Die räumliche Ausweglosigkeit wird auch für Tcherniakov letztlich zum Problem, denn keiner der Akteure kann abtreten, alle sind immer da und wollen bewegt werden. So ergeben sich gezwungenermaßen Durchhänger und etliche Verlegenheitshandlungen. Wenn Cornelia etwa eine ganze da-capo-Arie lang den Mantel ausschüttelt und Wolldecken zusammenlegt, damit sie nicht nur singend an der Rampe steht. Das sind die Tücken der Barockoper.
Gespielt und gesungen wird an diesem langen Abend, der aufrütteln will, überwiegend famos: Emmanuelle Haïm dirigiert vom Cembalo aus das vorzügliche Ensemble Le Concert d’Astrée mit vitalem Schwung und viel Sinn für Effekte und Nuancen. Ihr Händel klingt frisch, angriffslustig und lebendig. Aus dem Solistenensemble ragen heraus die Titelrollen, der auch darstellerisch souveräne Christophe Dumaux mit lupenreinem Koloratur-Feuerwerk und Olga Kulchynskas elegante Cleopatra.
Auch bei Peter Sellars will es nicht hell werden
Am folgenden Abend will es auf der Riesenbühne der Felsenreitschule auch nicht wirklich hell werden: Festspiel-Dauer-Regisseur Peter Sellars verschweißt drei Meisterwerke des frühen 21. Jahrhunderts zu seinem Musiktheater „One Morning turns into an Eternity“, das in Wahrheit ein szenisches Konzert und mit knapp 68 Minuten Spieldauer eher eine Petitesse bleibt.

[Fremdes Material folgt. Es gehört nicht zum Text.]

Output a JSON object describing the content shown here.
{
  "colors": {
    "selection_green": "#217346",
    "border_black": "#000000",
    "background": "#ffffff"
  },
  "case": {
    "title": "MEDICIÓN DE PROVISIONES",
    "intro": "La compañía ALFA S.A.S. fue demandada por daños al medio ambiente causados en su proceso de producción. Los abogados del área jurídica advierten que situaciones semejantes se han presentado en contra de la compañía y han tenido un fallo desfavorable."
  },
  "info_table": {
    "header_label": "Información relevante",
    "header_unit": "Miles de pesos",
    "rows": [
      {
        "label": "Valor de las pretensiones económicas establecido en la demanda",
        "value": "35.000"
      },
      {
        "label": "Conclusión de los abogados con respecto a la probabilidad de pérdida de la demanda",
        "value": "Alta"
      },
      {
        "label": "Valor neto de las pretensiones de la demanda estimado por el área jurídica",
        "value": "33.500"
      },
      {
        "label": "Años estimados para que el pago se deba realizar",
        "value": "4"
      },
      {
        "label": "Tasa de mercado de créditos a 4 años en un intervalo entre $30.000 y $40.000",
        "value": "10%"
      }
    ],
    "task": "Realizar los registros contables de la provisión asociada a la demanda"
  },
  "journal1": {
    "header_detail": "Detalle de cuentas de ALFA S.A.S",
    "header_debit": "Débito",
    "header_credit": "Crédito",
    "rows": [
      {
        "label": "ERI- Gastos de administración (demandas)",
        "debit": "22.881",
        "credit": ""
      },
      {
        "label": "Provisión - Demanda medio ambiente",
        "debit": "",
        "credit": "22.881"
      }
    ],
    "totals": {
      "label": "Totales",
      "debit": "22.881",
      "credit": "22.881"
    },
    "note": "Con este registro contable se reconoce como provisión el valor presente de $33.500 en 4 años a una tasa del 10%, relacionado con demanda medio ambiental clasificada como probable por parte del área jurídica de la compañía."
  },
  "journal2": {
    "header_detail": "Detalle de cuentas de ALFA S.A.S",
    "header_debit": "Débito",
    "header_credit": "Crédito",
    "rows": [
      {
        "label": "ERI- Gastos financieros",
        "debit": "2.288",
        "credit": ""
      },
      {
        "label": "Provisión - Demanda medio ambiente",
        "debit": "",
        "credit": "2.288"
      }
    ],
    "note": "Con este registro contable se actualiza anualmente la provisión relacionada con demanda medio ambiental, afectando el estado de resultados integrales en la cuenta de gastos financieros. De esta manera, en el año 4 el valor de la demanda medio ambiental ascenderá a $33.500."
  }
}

Neun metallene Riesen-Stelen hat sein Bühnenbildner George Tsypin auf die Bühne gestellt, sie sich drehend wie merkwürdige Fräsgeräte wirken. Zunächst sollen sie wohl einen Wald insinuieren, jenen Wald, in dem die Frau aus Schönbergs „Erwartung“ umherirrt auf der Suche nach ihrem Geliebten. Ausrine Stundyte gibt diese Paraderolle des Monodramas mit gewohnt hohem schauspielerischem Einsatz und großer Verzweiflungsgeste. Ihr ausladender Sopran scheint eine Spur zu groß für Schönbergs Sopranpartie, auch ist die Textverständlichkeit gering.
Pausenlos gleitet der Abend weiter zu Anton Weberns fünf Stücken für Orchester op.10, bevor die für Wiebke Lehmkuhl kurzfristig eingesprungene Altistin Fleur Barron sehr verinnerlicht Gustav Mahlers leise verebbendes Lied „Der Abschied“ aus „Das Lied von der Erde“ mit sparsamen Gesten zelebriert. Die Wiener Philharmoniker unter der Leitung und Esa-Pekka Salonen intonieren exquisit, klangschön und farbenreich und bieten einen luxuriösen Klangteppich für einen gediegenen Meditationsabend, dessen kunstgewerbliche Erhabenheit jedoch nicht lange nachhallt.